Es ist amtlich: Dänemark und ich werden in diesem Leben keine Freunde mehr. Wie immer hatte der Sender Dansk Radio (DR) für seinen gestrigen Vorentscheid Melodi Grand Prix (DMGP) acht Beiträge kommissioniert, und wie immer konnten diese weichgespülter und kantenloser nicht daherkommen. Und zwar in einem derartigen Ausmaß, dass sich dagegen selbst die sechs deutschen Variationen von beige aus unserem Katastrophenflop Germany 12 Points wie musikalische Offenbarungen ausnehmen. Was mal wieder zeigt: schlimmer geht immer! So starke ästhetische Allergien riefen die dänischen Songs bei mir hervor, dass ich mir (mit einer Ausnahme) keinen von ihnen bis zum Ende anhören oder ansehen konnte, weil einfach jede Faser meines Körpers dagegen revoltierte. Geradezu traumatisch beispielsweise das in seiner hyggeligen Heile-Welt-Harmlosigkeit extrem beängstigende Folk-Pop-Geplinker ‘En skønne Dag’ (‘Ein schöner Tag’) des Tochter-und-Vater-Duos Emma Pi und Rasmus Hedeboe alias Der var Engang, dessen Inszenierung mit eigens für den Auftritt brutal abgesägten und auf die Bühne verfrachteten Bäumen und mit zwei nachgerade aggressiv bieder angezogenen Menschen in jeder Sekunde lauthals “Achtung, gehirnwaschende evangelikale Sekte! Lauf, Junge, lauf um dein Leben!” schrie.
Eine einzige rote Flagge: die Hedeboes. Ich bin mir einhundertprozentig sicher, dass die zuhause in der Scheune Kindersklaven halten.
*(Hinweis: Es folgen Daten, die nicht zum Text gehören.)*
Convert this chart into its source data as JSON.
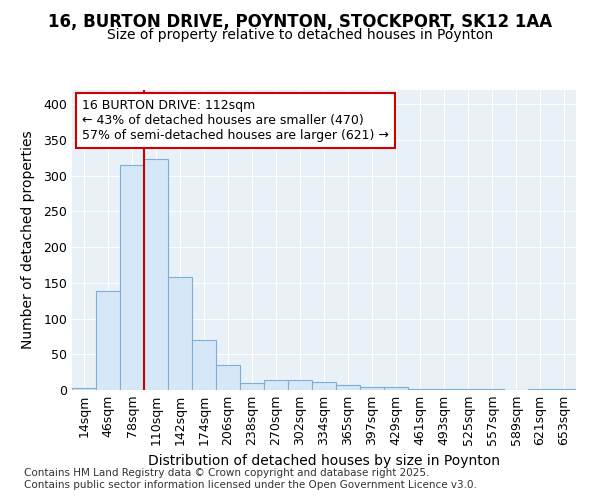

Die beiden Menschenfänger scheiterten jedoch in der ersten von wie immer zwei Abstimmungsrunden und zogen nicht ins Superfinale der ödesten Drei weiter. Genau so wenig wie der einzige erträgliche Beitrag des diesjährigen DMGP-Line-ups, die augenzwinkernd prollige Spaßnummer ‘Rave med de hårde Drenge’ (‘Mit den harten Jungs raven’) des EDM-Rap-Quartetts Fuld Effekt. Die ging schön auf die Zwölf und propagierte das politisch absolut unkorrekte Vergnügen eines illegalen Waldraves mit aufgepumpten, kurzgeschorenen Jungs mit dicken Oberarmen und BMWs mit getönten Fensterscheiben, in denen man auf dem Vordersitz Sex haben muss, weil die Rückbank mit Basslautsprechern belegt ist. Also alles, was auch die deutschen Elektropunk-Kollegen von Deichkind als ‘Leider geil’ bezeichnen würden. Dazu sprangen die vier selbst gar nicht sooo hart wirkenden Jungs in metallic glitzernden Trainingsanzügen über die Bühne, als ob es kein Morgen gäbe. Müsste ich an dem gut zweieinhalbminütigen, energiegeladenen Auftritt überhaupt etwas bemängeln, dann allerhöchstens, dass die Pyro-Show bei weitem nicht so massiv wirkte wie im Vorfeld unter Bezug auf das Band-Vorbild The Prodigy versprochen.
Mit dem mit der Baseballcap teilte ich mir gerne den Vordersitz eines BMW: Fuld Effekt.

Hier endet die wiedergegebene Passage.